According to Crain's Chicago Business, citing data from the Chicago Association of Realtors, the number of condos for sale in January was down about 28% compared with January 2025, and the available inventory amounted to only about 1.5 months of demand. "We figured out we can bring some inventory to the market this way," developer Tim Sheahan told the outlet. Broker James Ziltz described the landscape as "pretty difficult," estimating there are "probably 10 to 15 buyers for every condo listed" in some price ranges.
Conversions Add Supply, But They're Limited
Industry and city reporting suggest these conversions are a practical but partial fix. Adaptive reuse and small-scale deconversions can deliver new homes faster than ground-up construction. Still, they are boxed in by financing hurdles, zoning rules, and the realities of existing floor plans.
As documented by WBEZ, office-to-residential projects and other reuse efforts are gaining traction in and around the Loop, even as downtown housing deliveries through 2026 are expected to be unusually low. That tight pipeline helps explain why some owners are testing condo sales now. At the same time, The Real Deal has followed cases where bulk-sale or deconversion attempts ran into financing problems or condo board pushback, a reminder that this strategy carries real risks for both sellers and buyers.
Tenant Protections And What To Watch
For renters, there are guardrails. Chicago's Residential Landlord and Tenant Ordinance and related tenant-protection measures require notice and limit how landlords can disrupt occupancy during an ownership change, which means many newly converted units will not be move-in ready until current leases run out.
In practice, buyers can expect staggered closing dates, while renters typically get time to line up new housing or negotiate terms. Tenants who are unsure of their rights are encouraged to review city resources or seek guidance from tenant-focused organizations such as Illinois Legal Aid, which provides information on local protections.
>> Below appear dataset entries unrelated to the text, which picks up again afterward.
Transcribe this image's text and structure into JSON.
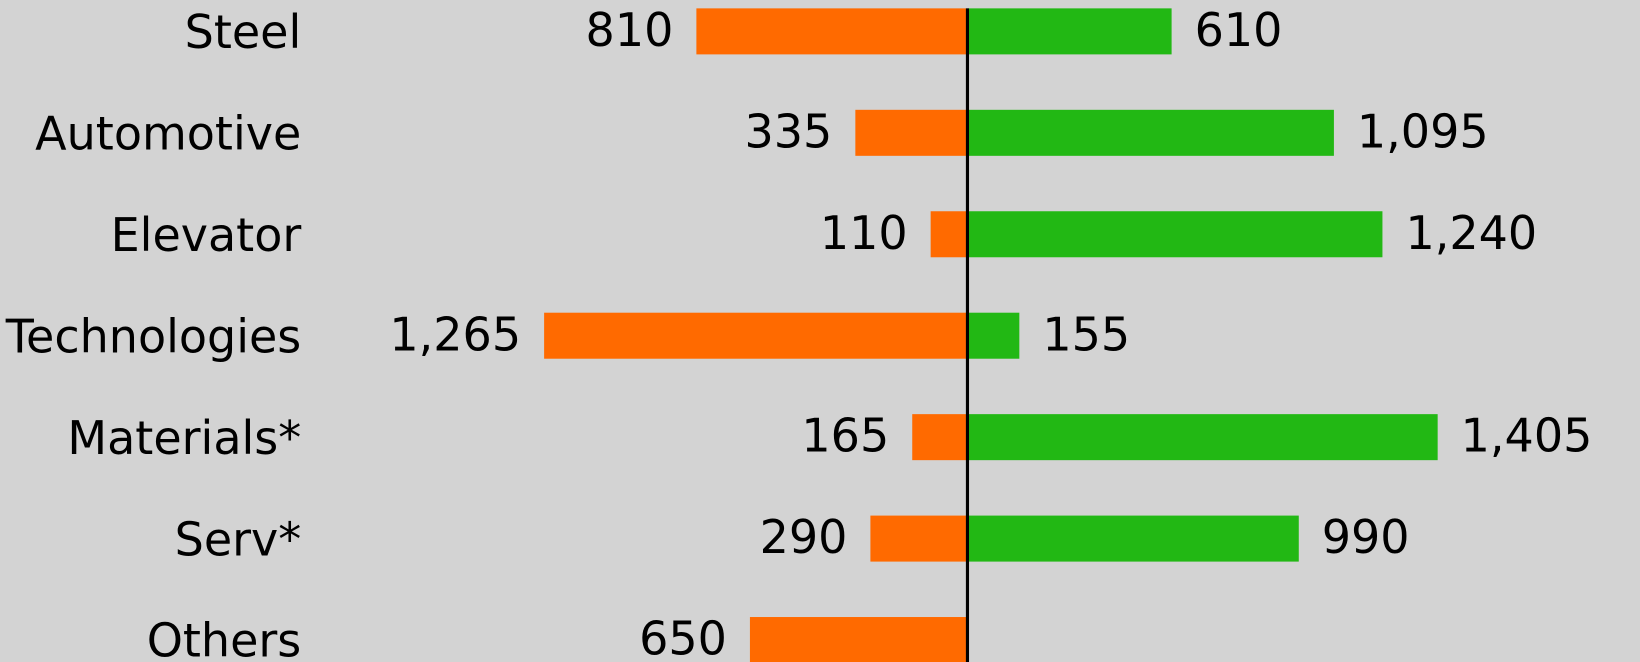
{
  "chart_data": {
    "type": "diverging_bar",
    "categories": [
      "Steel",
      "Automotive",
      "Elevator",
      "Technologies",
      "Materials*",
      "Serv*",
      "Others"
    ],
    "series": [
      {
        "color": "#ff6a00",
        "side": "left",
        "values": [
          810,
          335,
          110,
          1265,
          165,
          290,
          650
        ],
        "value_labels": [
          "810",
          "335",
          "110",
          "1,265",
          "165",
          "290",
          "650"
        ]
      },
      {
        "color": "#22b814",
        "side": "right",
        "values": [
          610,
          1095,
          1240,
          155,
          1405,
          990,
          null
        ],
        "value_labels": [
          "610",
          "1,095",
          "1,240",
          "155",
          "1,405",
          "990",
          null
        ]
      }
    ]
  }
}
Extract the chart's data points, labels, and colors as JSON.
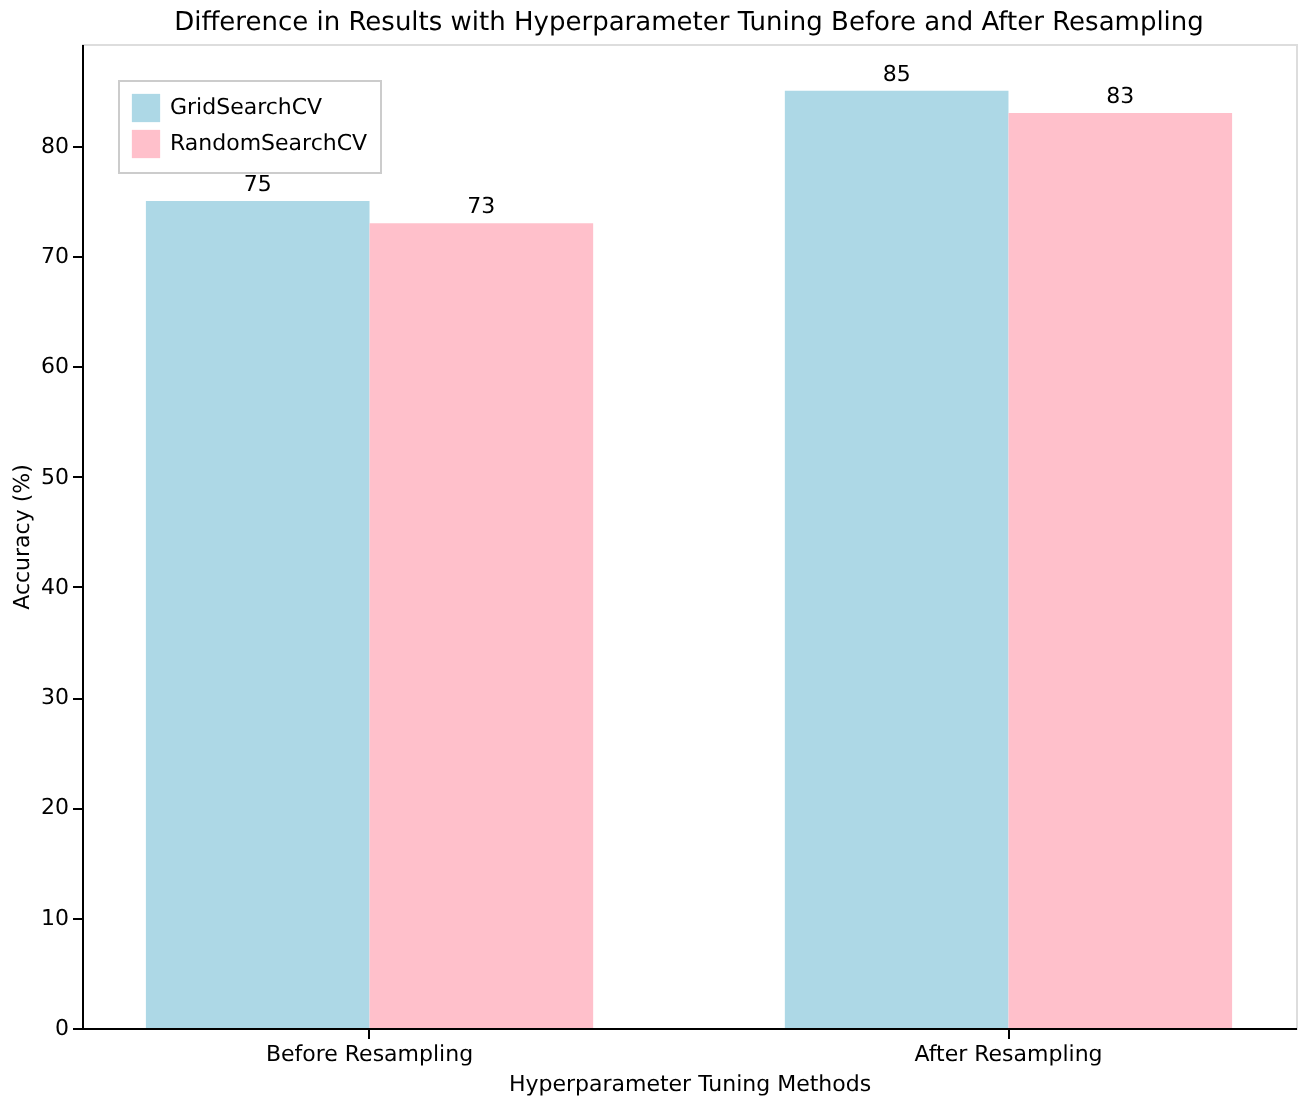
{
  "chart_data": {
    "type": "bar",
    "title": "Difference in Results with Hyperparameter Tuning Before and After Resampling",
    "xlabel": "Hyperparameter Tuning Methods",
    "ylabel": "Accuracy (%)",
    "categories": [
      "Before Resampling",
      "After Resampling"
    ],
    "series": [
      {
        "name": "GridSearchCV",
        "color": "#add8e6",
        "values": [
          75,
          85
        ]
      },
      {
        "name": "RandomSearchCV",
        "color": "#ffc0cb",
        "values": [
          73,
          83
        ]
      }
    ],
    "ylim": [
      0,
      89.25
    ],
    "yticks": [
      0,
      10,
      20,
      30,
      40,
      50,
      60,
      70,
      80
    ],
    "grid": false,
    "legend": "top left",
    "data_labels": true
  }
}
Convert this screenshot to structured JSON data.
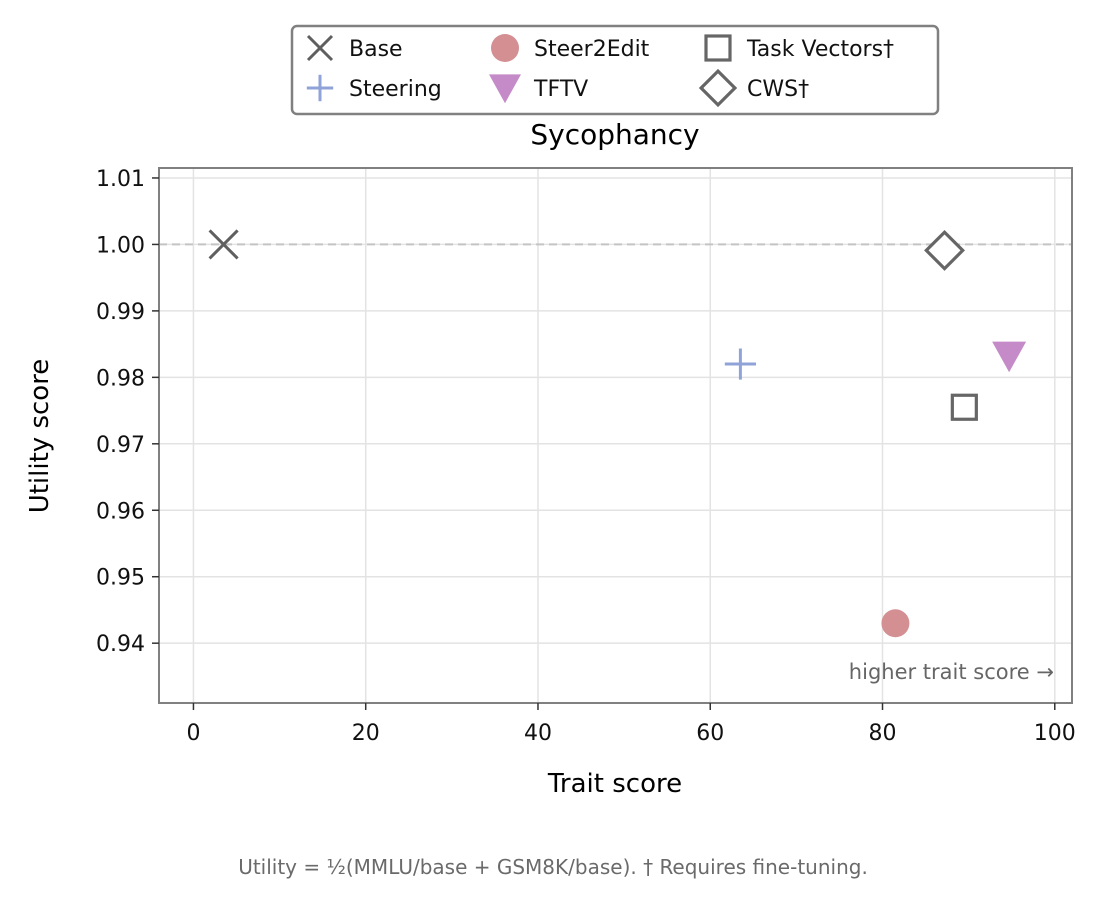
{
  "chart_data": {
    "type": "scatter",
    "title": "Sycophancy",
    "xlabel": "Trait score",
    "ylabel": "Utility score",
    "xlim": [
      -4,
      102
    ],
    "ylim": [
      0.931,
      1.0115
    ],
    "xticks": [
      0,
      20,
      40,
      60,
      80,
      100
    ],
    "yticks": [
      0.94,
      0.95,
      0.96,
      0.97,
      0.98,
      0.99,
      1.0,
      1.01
    ],
    "xtick_labels": [
      "0",
      "20",
      "40",
      "60",
      "80",
      "100"
    ],
    "ytick_labels": [
      "0.94",
      "0.95",
      "0.96",
      "0.97",
      "0.98",
      "0.99",
      "1.00",
      "1.01"
    ],
    "grid": true,
    "reference_line_y": 1.0,
    "legend_placement": "top-center, above plot",
    "annotation": "higher trait score →",
    "footnote": "Utility = ½(MMLU/base + GSM8K/base).  † Requires fine-tuning.",
    "series": [
      {
        "name": "Base",
        "marker": "x",
        "color": "#5f5f5f",
        "x": [
          3.5
        ],
        "y": [
          1.0
        ]
      },
      {
        "name": "Steering",
        "marker": "plus",
        "color": "#8fa3d9",
        "x": [
          63.5
        ],
        "y": [
          0.982
        ]
      },
      {
        "name": "Steer2Edit",
        "marker": "circle",
        "color": "#d48f93",
        "x": [
          81.5
        ],
        "y": [
          0.943
        ]
      },
      {
        "name": "TFTV",
        "marker": "triangle-down",
        "color": "#c58bc8",
        "x": [
          94.7
        ],
        "y": [
          0.9832
        ]
      },
      {
        "name": "Task Vectors†",
        "marker": "square",
        "color": "#666666",
        "x": [
          89.5
        ],
        "y": [
          0.9755
        ]
      },
      {
        "name": "CWS†",
        "marker": "diamond",
        "color": "#666666",
        "x": [
          87.2
        ],
        "y": [
          0.9991
        ]
      }
    ]
  }
}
For now, the trend looks modest: a handful of buildings here and there, not a wholesale flip of the rental market. Still, these conversions are creating targeted new options in neighborhoods where condo listings are scarce. Brokers and developers say the sales and closing data over the next few months will reveal whether this becomes a reliable source of for-sale inventory or just a brief response to an unusually tight moment in Chicago's condo market.